We appreciate all contributions. If you plan to contribute bug fixes, do so without further discussion.

If you plan to contribute new features, utility functions, or extensions to the kernel, first open an issue and discuss the feature with us. Sending a PR without discussion could end up resulting in a rejected PR because we could be taking the core in a different direction than you might know.

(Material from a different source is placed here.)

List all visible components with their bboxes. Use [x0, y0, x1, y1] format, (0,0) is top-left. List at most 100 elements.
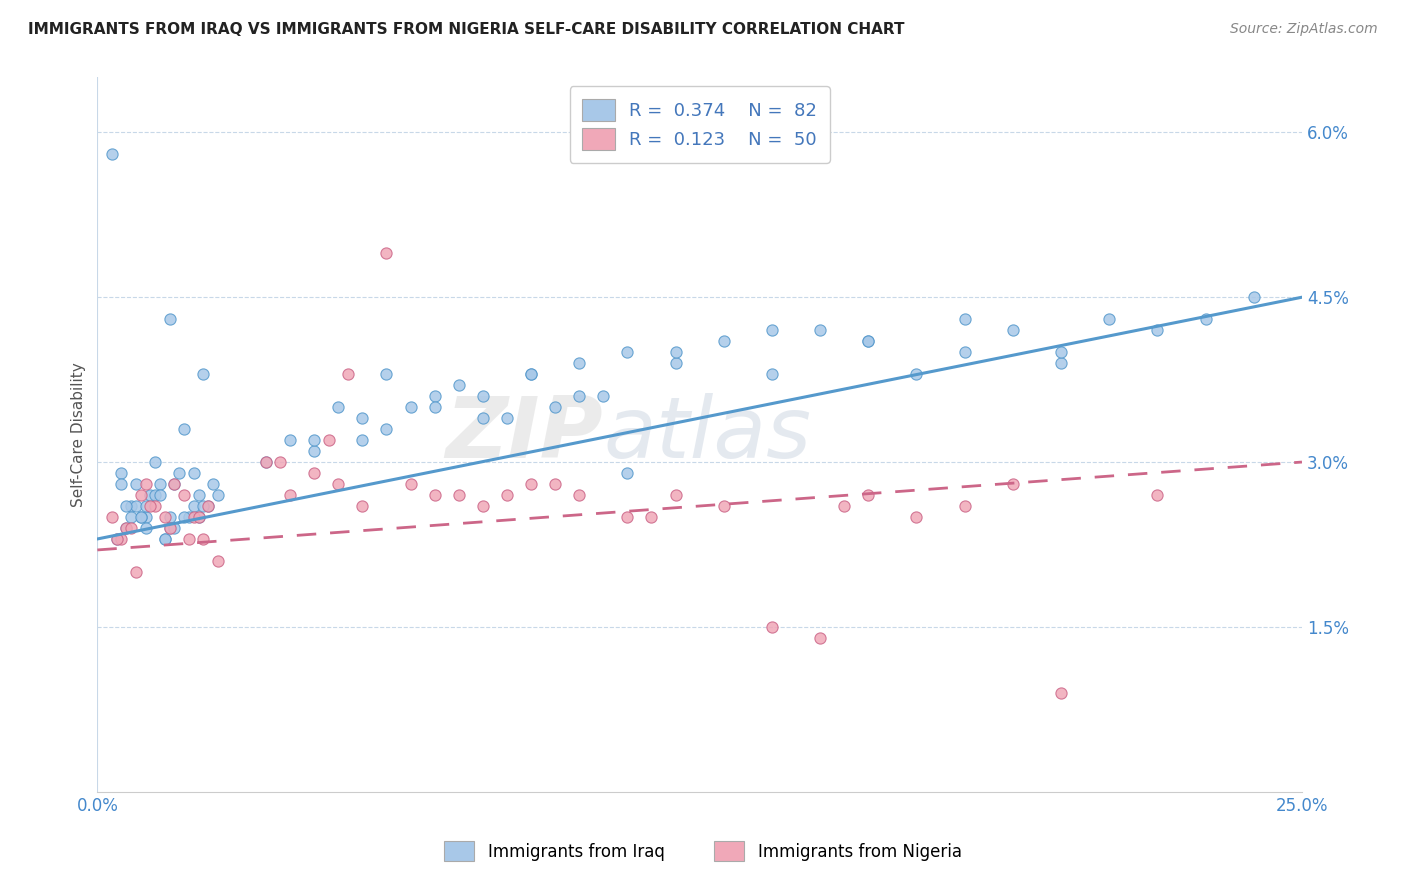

For more information on how to make a contribution to Pytorch, please see our Contribution page.

The Team

PyTorch is

a community-driven project with several skilled engineers and researchers contributing to it. PyTorch is

currently maintained by Adam Paszke, Sam Gross, Soumith Chintala and Gregory Chanan with significant contributions coming from hundreds of talented individuals in various forms and mediums. A non-exhaustive but growing list should mention: Trevor Killeen, Sasank Chilamkurthy, Sergey Zagoruyko, Adam Lerer, Francisco Massa, Alykhan Tejani, Luca Antiga, Alban Desmaison, Andreas Koepf, James Bradbury, Zeming Lin, Yuandong Tian, Guillaume Lample, Marat Dukhan, Natalia Gimelshein, Christian Sarofeen, Martin Raison, Edward Yang, Zachary Devito.

Note: This project is not related to hughperkins/pytorch with the same name. Hugh is a valued contributor to the Torch community and has helped with many things about Torch and PyTorch.


PyTorch has a BSD-style license, as found in the LICENSE file.